The cabinet changes come as South America’s second-biggest economy slides deeper into recession after the country was prevented from making debt payments July 30. In the two months since the default, the peso has plunged to a record low in the black market where Argentines turn to sidestep currency controls and the country’s reserves have fallen $1.1 billion to $27.7 billion, the lowest since April. Imports shrank 20 percent in August from a year earlier while industrial production contracted 2.9 percent year-on-year.

In July, Kicillof met at least twice in face-to-face meetings in New York with representatives of hedge funds led by Paul Singer’s Elliott Management Corp., who sued for better terms than creditors had received in previous restructurings and won full payment.

That failed attempt to strike a deal came after Kicillof negotiated the Repsol payment and settled with the Paris Club of nations. The moves were part of an effort to regain access to overseas capital markets for the first time since 2001.

‘Clear Shift’

Sebastian Vargas, an economist at Barclays Plc, said the selloff in Argentine debt in the past week has been overdone.

“While we agree that the economy is likely to deteriorate further, we disagree that Fabrega would have made much difference,” he said in an Oct. 3 note.

The extra yield investors demand to hold Argentine debt over U.S. Treasuries widened 0.13 percentage point to 7.64 percentage points at 2:20 p.m. in Buenos Aires, according to JPMorgan Chase & Co.’s EMBIG Diversified index.

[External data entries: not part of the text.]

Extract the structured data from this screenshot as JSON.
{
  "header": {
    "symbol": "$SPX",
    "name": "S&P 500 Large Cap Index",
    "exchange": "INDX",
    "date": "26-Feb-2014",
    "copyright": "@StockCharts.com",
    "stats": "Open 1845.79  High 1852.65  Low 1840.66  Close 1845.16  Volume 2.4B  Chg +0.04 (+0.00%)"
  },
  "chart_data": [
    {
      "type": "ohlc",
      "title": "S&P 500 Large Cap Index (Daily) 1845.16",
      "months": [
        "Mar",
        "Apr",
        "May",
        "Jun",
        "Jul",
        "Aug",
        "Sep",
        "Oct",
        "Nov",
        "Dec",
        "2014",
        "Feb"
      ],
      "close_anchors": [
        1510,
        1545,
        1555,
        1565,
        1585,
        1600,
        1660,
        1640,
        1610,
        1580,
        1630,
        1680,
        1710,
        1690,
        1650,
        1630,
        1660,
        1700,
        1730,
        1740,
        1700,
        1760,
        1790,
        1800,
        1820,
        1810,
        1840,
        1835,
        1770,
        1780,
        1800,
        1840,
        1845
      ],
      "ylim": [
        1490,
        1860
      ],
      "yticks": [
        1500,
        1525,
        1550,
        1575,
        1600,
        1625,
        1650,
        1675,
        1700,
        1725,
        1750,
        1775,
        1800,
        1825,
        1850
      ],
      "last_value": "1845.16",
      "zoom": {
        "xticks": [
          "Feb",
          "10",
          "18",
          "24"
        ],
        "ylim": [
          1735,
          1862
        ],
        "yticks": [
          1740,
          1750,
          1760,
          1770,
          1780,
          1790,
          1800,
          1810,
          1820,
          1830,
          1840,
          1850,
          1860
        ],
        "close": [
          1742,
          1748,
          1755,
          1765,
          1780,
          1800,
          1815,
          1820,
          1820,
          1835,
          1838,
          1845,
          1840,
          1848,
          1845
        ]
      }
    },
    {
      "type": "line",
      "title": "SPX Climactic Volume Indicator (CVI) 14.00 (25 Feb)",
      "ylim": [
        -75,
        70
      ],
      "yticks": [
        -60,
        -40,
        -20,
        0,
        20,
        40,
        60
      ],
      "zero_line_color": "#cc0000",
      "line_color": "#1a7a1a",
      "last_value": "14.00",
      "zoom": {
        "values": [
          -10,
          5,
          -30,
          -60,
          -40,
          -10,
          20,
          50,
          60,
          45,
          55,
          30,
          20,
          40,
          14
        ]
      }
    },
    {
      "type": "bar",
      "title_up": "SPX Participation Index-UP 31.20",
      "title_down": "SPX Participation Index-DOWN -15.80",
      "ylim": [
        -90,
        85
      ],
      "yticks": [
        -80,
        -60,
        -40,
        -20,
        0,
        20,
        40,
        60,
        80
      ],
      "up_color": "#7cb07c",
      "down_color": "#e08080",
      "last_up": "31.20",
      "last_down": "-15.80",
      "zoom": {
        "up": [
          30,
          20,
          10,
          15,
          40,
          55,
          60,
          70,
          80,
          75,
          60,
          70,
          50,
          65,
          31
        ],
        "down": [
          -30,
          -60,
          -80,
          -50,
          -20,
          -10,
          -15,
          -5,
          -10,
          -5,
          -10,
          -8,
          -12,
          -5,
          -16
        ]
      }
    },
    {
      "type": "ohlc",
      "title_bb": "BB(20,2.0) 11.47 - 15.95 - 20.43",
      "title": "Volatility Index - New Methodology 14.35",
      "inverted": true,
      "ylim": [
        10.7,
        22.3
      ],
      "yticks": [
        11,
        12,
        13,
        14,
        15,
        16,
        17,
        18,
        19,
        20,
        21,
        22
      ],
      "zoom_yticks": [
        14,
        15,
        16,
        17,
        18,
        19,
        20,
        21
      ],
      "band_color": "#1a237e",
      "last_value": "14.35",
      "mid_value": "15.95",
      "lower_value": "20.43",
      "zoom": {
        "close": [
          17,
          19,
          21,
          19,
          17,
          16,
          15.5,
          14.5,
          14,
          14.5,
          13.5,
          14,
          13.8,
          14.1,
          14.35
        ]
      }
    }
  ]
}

One day before Fabrega’s resignation, President Cristina Fernandez de Kirchner said in a speech in Buenos Aires that the central bank was being too permissive of illegal currency transactions and accused private businessmen of trying to overthrow her government with foreign help. The country’s bonds tumbled 3.4 percent on average the next day.

“There has been a clear shift back to populism,” Siobhan Morden, the head of strategy for Latin America at Jefferies Group LLC, said in an Oct. 3 note. “It’s clear that the cabinet reshuffle intends to consolidate support behind the Economy Ministry.”